Natural environments generate a wealth of sensations that we are often unable to name. As affective inputs, these can be positive: as when we dig into the ground in the planting season and enjoy the smell and touch of rich soil, or when we walk through the forest and feel at peace. But they can also be negative: as when our favorite tree gets cut down, when the meadow where we used to walk our dog is transformed into a building site, or when the sea we swam in is littered with plastic. What kinds of sensations do such encounters with natural environments generate in us? To what extent are they constitutive to us both as individuals and collectives? And how can we articulate these sensations in ways that will contribute to creating more resilient communities, both human and nonhuman? In the face of climate change, we become less resilient (politically, socially and ecologically) and more disoriented. Various philosophers and public intellectuals have offered us important conceptual tools to help us understand our rapidly transforming world.
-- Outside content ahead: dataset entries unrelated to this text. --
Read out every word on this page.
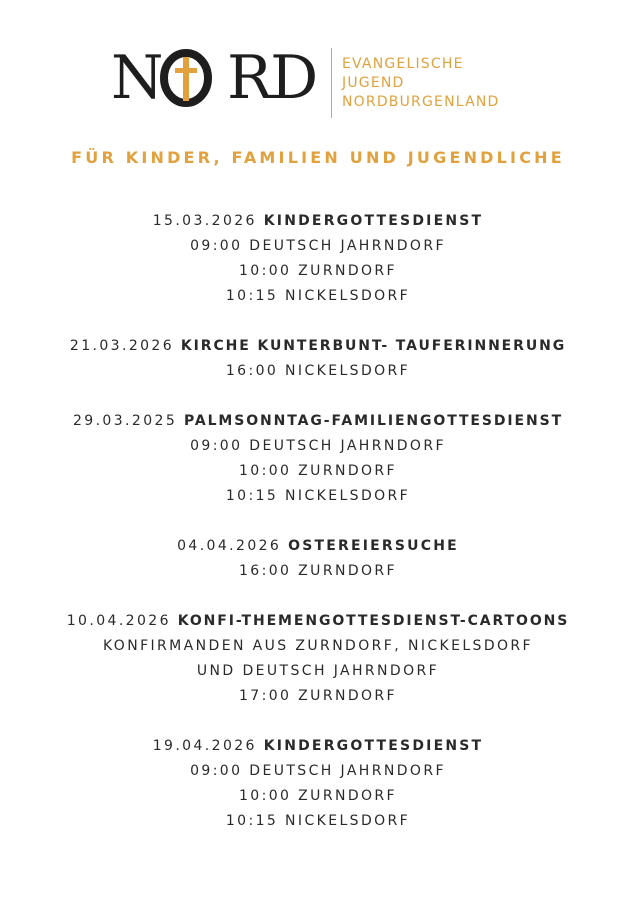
N RD EVANGELISCHE
JUGEND
NORDBURGENLAND
FÜR KINDER, FAMILIEN UND JUGENDLICHE
15.03.2026 KINDERGOTTESDIENST
09:00 DEUTSCH JAHRNDORF
10:00 ZURNDORF
10:15 NICKELSDORF
21.03.2026 KIRCHE KUNTERBUNT- TAUFERINNERUNG
16:00 NICKELSDORF
29.03.2025 PALMSONNTAG-FAMILIENGOTTESDIENST
09:00 DEUTSCH JAHRNDORF
10:00 ZURNDORF
10:15 NICKELSDORF
04.04.2026 OSTEREIERSUCHE
16:00 ZURNDORF
10.04.2026 KONFI-THEMENGOTTESDIENST-CARTOONS
KONFIRMANDEN AUS ZURNDORF, NICKELSDORF
UND DEUTSCH JAHRNDORF
17:00 ZURNDORF
19.04.2026 KINDERGOTTESDIENST
09:00 DEUTSCH JAHRNDORF
10:00 ZURNDORF
10:15 NICKELSDORF
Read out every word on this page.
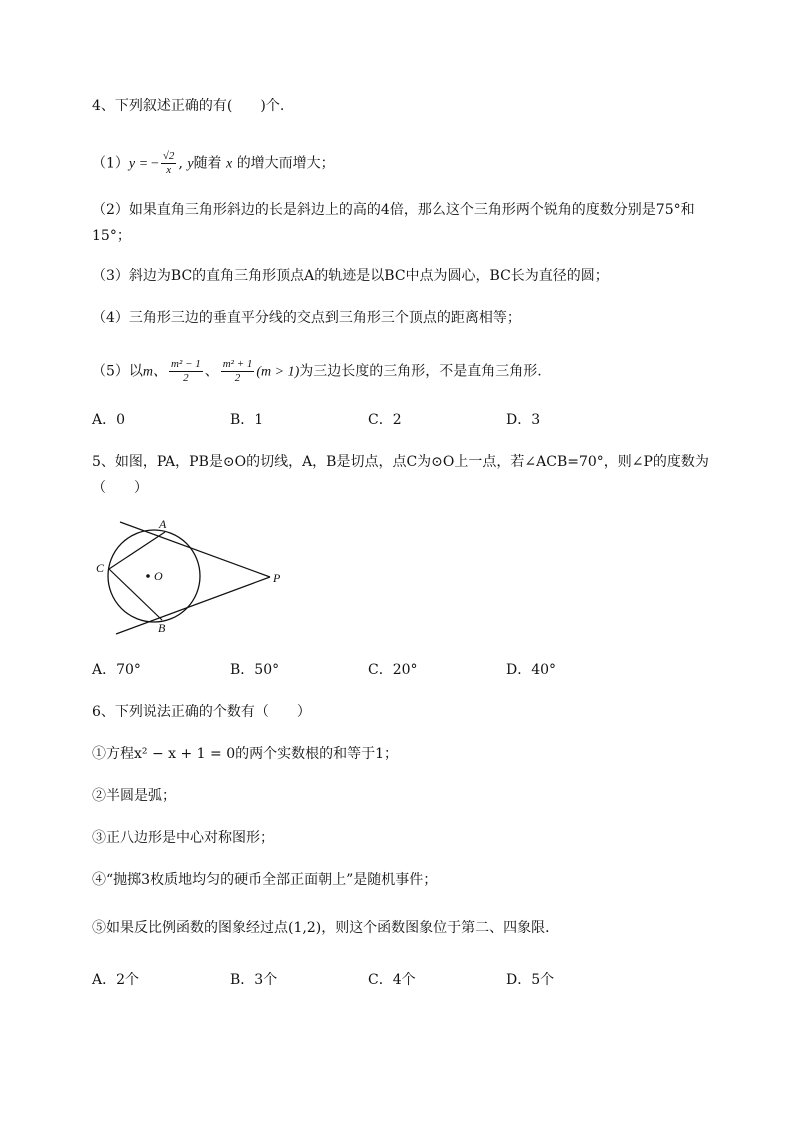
4、下列叙述正确的有(　　)个.
（1）y = − $\frac{√2}{x}$ , y随着 x 的增大而增大；
（2）如果直角三角形斜边的长是斜边上的高的4倍，那么这个三角形两个锐角的度数分别是75°和
15°；
（3）斜边为BC的直角三角形顶点A的轨迹是以BC中点为圆心，BC长为直径的圆；
（4）三角形三边的垂直平分线的交点到三角形三个顶点的距离相等；
（5）以m、 $\frac{\text{m² − 1}}{2}$ 、 $\frac{\text{m² + 1}}{2} (m > 1)$为三边长度的三角形，不是直角三角形.
A．0	B．1	C．2	D．3
5、如图，PA，PB是⊙O的切线，A，B是切点，点C为⊙O上一点，若∠ACB=70°，则∠P的度数为
（　　）
A
B
C
O	P
A．70°	B．50°	C．20°	D．40°
6、下列说法正确的个数有（　　）
①方程x² − x + 1 = 0的两个实数根的和等于1；
②半圆是弧；
③正八边形是中心对称图形；
④“抛掷3枚质地均匀的硬币全部正面朝上”是随机事件；
⑤如果反比例函数的图象经过点(1,2)，则这个函数图象位于第二、四象限．
A．2个	B．3个	C．4个	D．5个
Yet, the emotional disorientation is rarely addressed. This conference wishes to fill this gap by exploring the various sensations, affects, sensibilities and attachments that our changing natural environments generate. 

This interdisciplinary conference aims to examine sensational dynamics generated by natural environments in an era of climate change. It intends to explore how ecological mutation reconfigures the way we feel, sense, desire and what long term effects these changes have on mental health and existential wellbeing of individuals as well as communities. Several scholars have explored the deep link between the health of the environments we live in and our physical and psychological health. Notably, Glenn A. Albrecht has coined the term ‘solastalgia’ to describe the feeling of desolation at the loss of natural environments in which we have previously found solace (Albrecht 2006). How do we sustain environments that bring us comfort in the age of natural disasters (flood, wildfire, drought, volcanic eruptions) and human- induced transformations (deforestation, air pollution, overpopulation, urbanisation, intensive mining, war, terrorism)? How do we sustain ourselves, mentally and emotionally, when these environments are destroyed? How do we compose more-than-human collectives that provide favorable conditions not only for the survival of but also for the thriving of humans and nonhumans alike? 

The conference wishes to approach these questions from within the theoretical framework of posthumanities, broadly considered. Simply put, instead of ‘humans in nature’, where nature is considered as a mere backdrop for human activities, we wish to examine human-nonhuman collectives in interdependencies and intra-actions. The conference welcomes contributions from scholars working within environmental humanities, ecocriticism, affect theories, medical humanities, ecology and other disciplines working on environmental issues as well as artists and practitioners concerned by these questions. In highlighting the term sensation, we aim to capture a range of perceptual phenomena: touch, smell, sight, hearing, taste, proprioception, emotions, feelings, as well as mental health and processes of sense making.